Keeping up to date on climate stories in the news and blogs, it is just a fact that the world has turned skeptical. A few years ago, people were literally afraid to own up to being a skeptic. Today, it would seem as daft as not owning up to liking ABBA.
Likewise, the few catastrophist news articles that now appear amongst the mass of climate tittle tattle of which most a skeptical in some way or other just don’t seem important. They are either reruns of stories which might have been scary the first time, they might have been worth reading when the first lesser spotted goat toad was nearing extinction – but now when the same less spotted goad toad is still nearing extinction a decade later, people are just growing bored of them.
There are now very few places in public life where the climate zealots still have total control. The BBC is a notable example, Wikipedia is another and presumably the Australian ABC. Notice, I’ve not said the Guardian. Even at the Guardian I’ve noticed a skeptical edge to their reporting. So, I’m not sure if the zealots haven’t had their feathers trimmed there recently.
So, in the present majority skeptic news coverage, the BBC’s return to pure climate zealotry and the denial of impartiality is all the more remarkable.
However, the importance is not that the BBC will change any minds, but that it shows the growing irrelevance of the BBC. It is a simple fact, the BBC lost their credibility on climate reporting long ago. No one now pays any attention to the BBC on climate (nor much else if my children are typical), and the only reason most skeptics are annoyed is because they are wasting our money on their obsession.
But in a sense, the very fact the BBC now feel that they can return to zealotry is an admission by the BBC that it doesn’t have any credibility left to lose on climate.
Just as we skeptics chose to stop editing Wikipedia, because the overtly propagandist content did more to discredit their propaganda than any edits we made, so the BBC’s new policy of being overtly anti-evidence, anti-science & anti-impartiality, might once have mattered, but now in the new competitive marketplace of information, it is almost an irrelevance.
Indeed, just like Wikipedia, it will only highlight their own bias!
And more importantly, the only reason they can do it now, is because they’ve already lost their credibility.

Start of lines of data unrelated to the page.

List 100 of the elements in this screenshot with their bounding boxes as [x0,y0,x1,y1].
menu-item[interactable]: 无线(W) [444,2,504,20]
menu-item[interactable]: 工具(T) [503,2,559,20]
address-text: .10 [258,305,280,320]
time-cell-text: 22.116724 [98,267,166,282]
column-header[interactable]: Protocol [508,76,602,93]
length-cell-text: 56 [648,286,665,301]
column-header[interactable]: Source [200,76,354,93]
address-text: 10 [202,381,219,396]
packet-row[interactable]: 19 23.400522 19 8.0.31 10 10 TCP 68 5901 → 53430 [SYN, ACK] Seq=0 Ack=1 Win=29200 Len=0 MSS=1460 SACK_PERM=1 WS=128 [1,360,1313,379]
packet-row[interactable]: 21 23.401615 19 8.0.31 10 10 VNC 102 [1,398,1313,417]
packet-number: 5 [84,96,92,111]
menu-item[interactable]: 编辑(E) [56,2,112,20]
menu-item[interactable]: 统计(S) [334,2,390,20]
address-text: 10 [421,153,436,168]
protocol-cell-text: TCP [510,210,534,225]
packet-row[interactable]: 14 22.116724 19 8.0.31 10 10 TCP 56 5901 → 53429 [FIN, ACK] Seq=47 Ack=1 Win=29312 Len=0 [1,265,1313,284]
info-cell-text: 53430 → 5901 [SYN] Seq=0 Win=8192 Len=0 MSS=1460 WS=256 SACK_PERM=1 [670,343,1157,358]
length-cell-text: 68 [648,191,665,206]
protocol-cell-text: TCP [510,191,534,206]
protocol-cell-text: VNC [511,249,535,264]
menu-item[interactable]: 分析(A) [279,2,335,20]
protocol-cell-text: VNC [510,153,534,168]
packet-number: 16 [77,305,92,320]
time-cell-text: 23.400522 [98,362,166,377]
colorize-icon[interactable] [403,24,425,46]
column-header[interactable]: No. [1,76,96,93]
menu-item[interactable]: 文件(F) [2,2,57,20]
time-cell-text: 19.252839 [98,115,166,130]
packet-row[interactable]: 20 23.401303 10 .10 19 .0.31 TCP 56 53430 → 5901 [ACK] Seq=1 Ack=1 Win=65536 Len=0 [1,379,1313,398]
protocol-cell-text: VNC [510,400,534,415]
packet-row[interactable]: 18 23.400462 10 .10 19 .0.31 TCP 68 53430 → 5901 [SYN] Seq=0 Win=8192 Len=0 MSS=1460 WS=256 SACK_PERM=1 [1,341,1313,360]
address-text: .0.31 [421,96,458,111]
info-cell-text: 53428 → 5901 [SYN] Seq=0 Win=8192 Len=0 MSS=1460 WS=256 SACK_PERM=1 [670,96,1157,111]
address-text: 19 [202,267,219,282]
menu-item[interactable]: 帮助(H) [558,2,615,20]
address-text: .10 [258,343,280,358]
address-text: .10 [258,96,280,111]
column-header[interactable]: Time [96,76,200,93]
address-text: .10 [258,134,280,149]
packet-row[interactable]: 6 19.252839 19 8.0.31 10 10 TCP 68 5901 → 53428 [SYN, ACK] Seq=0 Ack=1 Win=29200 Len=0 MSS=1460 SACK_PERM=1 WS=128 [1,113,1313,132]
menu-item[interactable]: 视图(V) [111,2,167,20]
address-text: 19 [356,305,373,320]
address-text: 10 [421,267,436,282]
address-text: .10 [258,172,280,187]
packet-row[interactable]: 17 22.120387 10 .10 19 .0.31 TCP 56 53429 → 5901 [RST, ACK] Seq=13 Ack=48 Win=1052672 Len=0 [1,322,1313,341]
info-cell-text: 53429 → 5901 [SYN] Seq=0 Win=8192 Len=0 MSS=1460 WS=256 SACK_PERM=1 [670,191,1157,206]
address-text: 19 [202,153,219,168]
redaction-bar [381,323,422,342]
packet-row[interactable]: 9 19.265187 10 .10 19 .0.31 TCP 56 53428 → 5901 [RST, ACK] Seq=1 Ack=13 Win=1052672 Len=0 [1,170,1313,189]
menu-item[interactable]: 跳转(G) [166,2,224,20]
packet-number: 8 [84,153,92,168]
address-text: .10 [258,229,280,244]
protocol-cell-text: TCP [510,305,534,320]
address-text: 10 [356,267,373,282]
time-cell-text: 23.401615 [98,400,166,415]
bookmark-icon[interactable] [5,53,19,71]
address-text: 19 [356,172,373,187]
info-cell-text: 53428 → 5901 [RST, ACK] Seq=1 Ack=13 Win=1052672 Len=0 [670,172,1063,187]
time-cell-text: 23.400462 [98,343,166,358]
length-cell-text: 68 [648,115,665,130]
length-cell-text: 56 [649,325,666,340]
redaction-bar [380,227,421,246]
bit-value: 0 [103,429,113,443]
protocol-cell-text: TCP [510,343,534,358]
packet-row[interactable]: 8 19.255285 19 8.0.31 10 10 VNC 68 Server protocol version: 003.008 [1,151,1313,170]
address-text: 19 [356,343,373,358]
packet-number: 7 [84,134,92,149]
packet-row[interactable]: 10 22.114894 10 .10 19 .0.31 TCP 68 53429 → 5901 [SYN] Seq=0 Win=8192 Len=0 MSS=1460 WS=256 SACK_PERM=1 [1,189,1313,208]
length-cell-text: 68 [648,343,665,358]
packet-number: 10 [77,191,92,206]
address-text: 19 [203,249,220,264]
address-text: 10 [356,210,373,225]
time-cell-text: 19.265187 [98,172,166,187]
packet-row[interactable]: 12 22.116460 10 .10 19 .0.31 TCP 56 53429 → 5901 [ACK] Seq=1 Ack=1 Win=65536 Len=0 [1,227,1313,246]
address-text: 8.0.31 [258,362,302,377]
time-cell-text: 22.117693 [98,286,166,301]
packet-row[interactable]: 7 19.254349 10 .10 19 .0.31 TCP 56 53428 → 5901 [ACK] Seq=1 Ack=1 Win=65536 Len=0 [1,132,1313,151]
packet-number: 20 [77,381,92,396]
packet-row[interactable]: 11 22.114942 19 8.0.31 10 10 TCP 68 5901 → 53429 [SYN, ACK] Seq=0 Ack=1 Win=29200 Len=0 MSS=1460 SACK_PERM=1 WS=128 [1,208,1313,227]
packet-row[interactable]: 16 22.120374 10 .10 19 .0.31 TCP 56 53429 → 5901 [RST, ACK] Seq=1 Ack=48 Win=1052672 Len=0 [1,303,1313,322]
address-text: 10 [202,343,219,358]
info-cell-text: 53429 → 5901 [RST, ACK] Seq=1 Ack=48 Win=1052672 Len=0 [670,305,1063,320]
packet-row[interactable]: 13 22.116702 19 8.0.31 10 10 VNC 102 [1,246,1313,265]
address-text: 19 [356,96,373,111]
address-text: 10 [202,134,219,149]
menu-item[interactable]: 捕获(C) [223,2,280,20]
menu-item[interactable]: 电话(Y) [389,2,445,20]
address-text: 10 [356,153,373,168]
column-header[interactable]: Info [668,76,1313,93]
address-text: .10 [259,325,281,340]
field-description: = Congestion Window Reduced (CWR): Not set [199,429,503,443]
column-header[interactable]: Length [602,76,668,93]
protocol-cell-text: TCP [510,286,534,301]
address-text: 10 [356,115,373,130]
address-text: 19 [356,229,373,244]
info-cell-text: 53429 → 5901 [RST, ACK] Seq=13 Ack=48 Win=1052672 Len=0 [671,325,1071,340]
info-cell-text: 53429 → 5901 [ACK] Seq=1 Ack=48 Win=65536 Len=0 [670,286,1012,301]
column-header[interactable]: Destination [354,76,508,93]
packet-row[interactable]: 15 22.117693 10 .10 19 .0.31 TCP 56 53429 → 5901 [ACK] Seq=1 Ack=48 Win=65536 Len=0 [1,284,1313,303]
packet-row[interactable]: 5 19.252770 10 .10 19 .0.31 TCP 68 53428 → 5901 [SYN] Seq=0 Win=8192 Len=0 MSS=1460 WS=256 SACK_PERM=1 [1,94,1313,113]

They cannot possibly regain a reputation for impartiality – so what does it matter (in their isolated universe) if they just do what they want to do and push the eco-fascist agenda?
This is why it seems to me to be the “dead cat bouncing”. The fact that they feel free to return to zealotry is a symptom of their irrelevance. When you’ve already lost public trust, why hold back?
So, what does it matter? Having lost their credibility, they cannot now sway public opinion, so all it can do is speed the inevitable part-privatisation of the BBC.
Dead Cat bounce: a name for the way a stock market after suffering huge falls can see a small rebound at the end when dealers realise the market has fallen too far. I believe the name comes from the phrase “even a dead cat will bounce.
I was very disappointed this morning that the BBC Scotland news on television reported a Friends of the Earth claim that this was heading to be the second warmest year ever in Scotland. A press release from a highly politicised fringe extremist group is publicised as if it is genuine factual news. Shockingly unbalanced agenda driven reporting.
For most of my life I’ve listened to radio 4 and watched BBC news. Then I started reading news on the internet, and that just showed how biased the BBC are particularly on climate.
Then I started hearing the BBC liken us skeptics to paedophiles and so I stopped listening habitually and will now just turn off the radio or switch TV channel.
So, I suspect the biggest reason we’re getting the “dead cat bounce” is that people like me who felt strong enough to complain are no longer watching or listening. And where we lead everyone else who didn’t feel strong enough will now follow.